Chi paga la guerra: Merz parla, Meloni tace
MONDO. Trump sospende le sanzioni al petrolio russo. Il segretario al Tesoro Scott Bessent ha annunciato un’autorizzazione temporanea di 30 giorni per l’acquisto di carichi di greggio già in transito.
L’inflazione in Usa accelera e viaggia al 3% su base annua. Il costo medio del carburante è aumentato di 65 centesimi al gallone, misura anglosassone che corrisponde a 3,7 litri. Gli Stati Uniti sono di fatto autosufficienti da quando con le perforazioni idrauliche si estrae petrolio dalle rocce. E tuttavia il blocco dello Stretto di Hormuz nel Golfo Persico influisce sui prezzi a livello mondiale. Trump scende nei favori dell’opinione pubblica e questo induce la Casa Bianca a cedere sulle sanzioni per calmierare il mercato. L’aggressione russa però all’Ucraina è una guerra europea. E la Germania è in prima fila. Ecco perché Friedrich Merz non ci sta e dichiara: «Al momento c’è un problema di prezzi, ma non di approvvigionamento. A questo proposito, vorrei sapere quali altri fattori abbiano indotto il governo statunitense a prendere questa decisione».
L’allentamento delle sanzioni alla Russia
Il cancelliere Merz teme che l’allentamento delle sanzioni vada a favore di Putin. Già si calcola come l’aumento a 100 dollari al barile accresca i profitti e quindi le disponibilità finanziarie russe per la guerra contro l’Ucraina. Del resto è di pochi giorni fa l’autorizzazione concessa al governo indiano per la ripresa delle forniture russe di petrolio.
La presa di posizione tedesca segna un punto nella direzione di una maggiore autonomia di giudizio verso l’ingombrante alleato americano. E proprio da un capo di governo che aveva fatto tesoro dei consigli di Giorgia Meloni nell’iniziale approccio con un presidente americano imprevedibile ed esposto a cambi di umore. L’inquilino della Casa Bianca aveva apprezzato e preso a ben volere il capo di governo tedesco che come Trump viene dal mondo degli affari.
La frammentazione di un’Europa debole
Alla Cancelleria si sentono ancor oggi lusingati ma non al punto da trascurare gli interessi nazionali. Il fatto che Merz adesso marchi la differenza e renda evidente come la sottomissione non debba essere la cifra dei rapporti Usa-Ue dovrebbe essere registrato anche a Roma. Il New York Times titola «L’Europa è in grande pericolo. Ma è solo colpa sua». Ancora oggi la frammentazione fra gli Stati nazionali impedisce di poter adottare una linea comune. Questo indebolisce i singoli membri dell’Unione esposti ai ricatti d’Oltreoceano. Contraddire quello che sino a ieri era un grande alleato e adesso il più pericoloso rivale diventa difficile. La guerra in Iran rende però evidente che il danno è solo europeo.

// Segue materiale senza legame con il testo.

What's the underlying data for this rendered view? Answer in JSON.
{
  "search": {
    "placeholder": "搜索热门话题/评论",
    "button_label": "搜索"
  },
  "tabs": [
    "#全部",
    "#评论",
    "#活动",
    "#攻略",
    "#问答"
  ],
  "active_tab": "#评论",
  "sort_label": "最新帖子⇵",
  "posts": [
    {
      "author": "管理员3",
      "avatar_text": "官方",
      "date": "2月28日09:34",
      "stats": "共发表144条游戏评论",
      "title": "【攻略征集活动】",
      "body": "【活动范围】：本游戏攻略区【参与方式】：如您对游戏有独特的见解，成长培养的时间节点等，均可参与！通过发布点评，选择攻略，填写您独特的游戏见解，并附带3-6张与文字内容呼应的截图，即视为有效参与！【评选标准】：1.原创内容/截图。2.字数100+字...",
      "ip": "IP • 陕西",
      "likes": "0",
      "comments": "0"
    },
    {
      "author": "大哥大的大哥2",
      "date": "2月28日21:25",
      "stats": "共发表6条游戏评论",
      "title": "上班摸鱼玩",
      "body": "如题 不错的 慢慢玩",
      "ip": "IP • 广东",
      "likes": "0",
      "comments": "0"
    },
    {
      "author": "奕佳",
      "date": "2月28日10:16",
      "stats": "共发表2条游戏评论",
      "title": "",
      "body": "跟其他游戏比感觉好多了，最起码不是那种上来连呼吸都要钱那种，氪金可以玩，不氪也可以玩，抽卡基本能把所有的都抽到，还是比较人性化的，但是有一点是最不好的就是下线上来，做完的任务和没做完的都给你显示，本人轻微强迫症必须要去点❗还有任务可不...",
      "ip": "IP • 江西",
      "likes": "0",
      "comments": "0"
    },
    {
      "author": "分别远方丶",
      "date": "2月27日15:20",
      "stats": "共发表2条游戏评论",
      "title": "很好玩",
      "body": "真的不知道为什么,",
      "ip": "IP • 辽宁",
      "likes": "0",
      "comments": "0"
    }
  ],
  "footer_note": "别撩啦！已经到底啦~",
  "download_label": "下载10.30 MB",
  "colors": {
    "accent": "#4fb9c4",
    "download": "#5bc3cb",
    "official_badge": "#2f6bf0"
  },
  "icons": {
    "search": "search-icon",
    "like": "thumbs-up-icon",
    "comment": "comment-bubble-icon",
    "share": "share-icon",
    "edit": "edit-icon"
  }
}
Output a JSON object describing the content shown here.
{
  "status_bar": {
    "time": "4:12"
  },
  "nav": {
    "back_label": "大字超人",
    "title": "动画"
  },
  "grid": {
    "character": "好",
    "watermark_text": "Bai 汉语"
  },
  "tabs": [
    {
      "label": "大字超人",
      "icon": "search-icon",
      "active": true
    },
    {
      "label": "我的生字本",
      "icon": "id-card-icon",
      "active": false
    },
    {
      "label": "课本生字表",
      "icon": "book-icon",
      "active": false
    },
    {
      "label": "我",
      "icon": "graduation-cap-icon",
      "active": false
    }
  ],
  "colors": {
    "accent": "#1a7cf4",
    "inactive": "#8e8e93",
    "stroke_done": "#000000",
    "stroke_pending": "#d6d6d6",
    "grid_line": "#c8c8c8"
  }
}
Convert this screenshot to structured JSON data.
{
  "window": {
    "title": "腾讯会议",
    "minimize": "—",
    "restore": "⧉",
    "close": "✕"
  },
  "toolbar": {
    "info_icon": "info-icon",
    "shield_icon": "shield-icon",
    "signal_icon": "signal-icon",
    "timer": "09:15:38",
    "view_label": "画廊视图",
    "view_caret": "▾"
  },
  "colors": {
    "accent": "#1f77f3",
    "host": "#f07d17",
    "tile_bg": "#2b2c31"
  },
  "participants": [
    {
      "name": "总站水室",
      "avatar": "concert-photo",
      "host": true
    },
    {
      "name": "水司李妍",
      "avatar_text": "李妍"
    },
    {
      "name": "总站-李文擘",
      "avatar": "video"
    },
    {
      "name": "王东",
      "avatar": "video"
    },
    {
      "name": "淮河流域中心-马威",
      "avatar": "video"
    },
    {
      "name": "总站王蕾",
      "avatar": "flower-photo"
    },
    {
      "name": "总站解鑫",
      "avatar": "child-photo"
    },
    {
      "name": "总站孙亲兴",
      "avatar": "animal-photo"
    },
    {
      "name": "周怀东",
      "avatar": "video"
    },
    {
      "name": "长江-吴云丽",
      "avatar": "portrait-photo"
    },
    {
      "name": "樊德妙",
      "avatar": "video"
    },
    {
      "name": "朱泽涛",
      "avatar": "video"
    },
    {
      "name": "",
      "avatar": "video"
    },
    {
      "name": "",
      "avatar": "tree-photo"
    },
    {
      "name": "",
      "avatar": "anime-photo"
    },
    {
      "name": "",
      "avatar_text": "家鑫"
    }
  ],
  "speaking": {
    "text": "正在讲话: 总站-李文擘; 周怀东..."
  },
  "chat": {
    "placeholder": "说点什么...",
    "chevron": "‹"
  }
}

Il rialzo del prezzo del petrolio
Se Usa e Israele possono trarre vantaggi, per l’Europa rimane per certo solo un aumento del prezzo della benzina a livelli difficilmente tollerabili per l’industria. La conseguenza è una spinta alla deindustrializzazione, se si pensa che nel solo Baden Württemberg sono andati persi 30mila posti di lavoro. Solo il 3% della forza lavoro del Land ma sufficienti per far schizzare AfD nelle recenti elezioni per il rinnovo del Landtag al 17,3%. E siamo nella regione più industrializzata della Germania.
La delocalizzazione è la conseguenza. E questo spiega come anche sul piano finanziario si cominci a dubitare della forza tedesca. Nell’ultima emissione di debito ai 5 miliardi richiesti il mercato ha risposto con un’offerta di soli 3,8 miliardi di euro. Merz ha capito che senza Europa non ha potere contrattuale e il suo Paese viaggia verso la bancarotta industriale. Per il governo italiano dovrebbe essere l’occasione per dare finalmente il via ad una politica di integrazione europea che ponga all’ordine del giorno il superamento dell’unanimità al Consiglio Europeo . È infatti a Roma che la trattativa sull’eliminazione del veto sulle decisioni prese a maggioranza qualificata ha trovato il suo grande ostacolo.